Le professeur Albert Puni s’exprimait lors d’une conférence inaugurale organisée par l’UPSA sur le thème « Gouvernance des entreprises publiques : vers un développement national durable à Accra.

Selon lui, le processus habituel de nomination par médiation politique met à rude épreuve des conseils d’administration faibles et mal constitués, qui manquent des compétences nécessaires et de la perspective de diversité pour assurer un contrôle efficace.

En outre, certains PDG bien établis sont parfois plus puissants que leur conseil d’administration, ce qui entraîne des conflits d’intérêts entre les PDG et leurs conseils d’administration respectifs, car ils sont moins responsables de leurs performances sur les questions.

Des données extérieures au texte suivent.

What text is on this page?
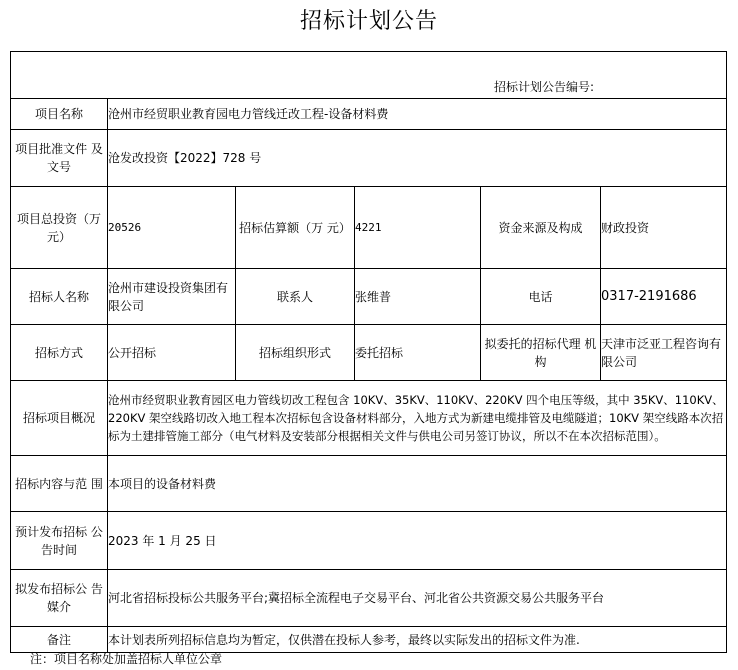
招标计划公告
招标计划公告编号:					

项目名称	沧州市经贸职业教育园电力管线迁改工程-设备材料费				
项目批准文件 及文号	沧发改投资【2022】728 号				
项目总投资（万元）	20526	招标估算额（万 元）	4221	资金来源及构成	财政投资
招标人名称	沧州市建设投资集团有限公司	联系人	张维普	电话	0317-2191686
招标方式	公开招标	招标组织形式	委托招标	拟委托的招标代理 机构	天津市泛亚工程咨询有限公司
招标项目概况	沧州市经贸职业教育园区电力管线切改工程包含 10KV、35KV、110KV、220KV 四个电压等级，其中 35KV、110KV、220KV 架空线路切改入地工程本次招标包含设备材料部分，入地方式为新建电缆排管及电缆隧道；10KV 架空线路本次招标为土建排管施工部分（电气材料及安装部分根据相关文件与供电公司另签订协议，所以不在本次招标范围）。				
招标内容与范 围	本项目的设备材料费				
预计发布招标 公告时间	2023 年 1 月 25 日				
拟发布招标公 告媒介	河北省招标投标公共服务平台;冀招标全流程电子交易平台、河北省公共资源交易公共服务平台				
备注	本计划表所列招标信息均为暂定，仅供潜在投标人参考，最终以实际发出的招标文件为准.				
注：项目名称处加盖招标人单位公章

« Il existe également des problèmes de gouvernance d’entreprise tels qu’une prise de décision sous-optimale, une augmentation des coûts d’agence, de mauvaises performances financières et une faible confiance du public », a-t-il déclaré, ajoutant qu’une sélection inefficace des membres du conseil d’administration des PDG des entreprises publiques ne favorise pas une croissance et un développement durables.

Pour sa part, le vice-chancelier de l’UPSA, le professeur John Kwaku Mensah Mawutor, a déclaré que la conférence inaugurale ira au-delà du fonctionnement de l’université, car les étudiants l’utiliseront comme étude de cas en relation avec les articles et autres formes de matériel académique puisqu’elle touche à la gouvernance et à l’espace public.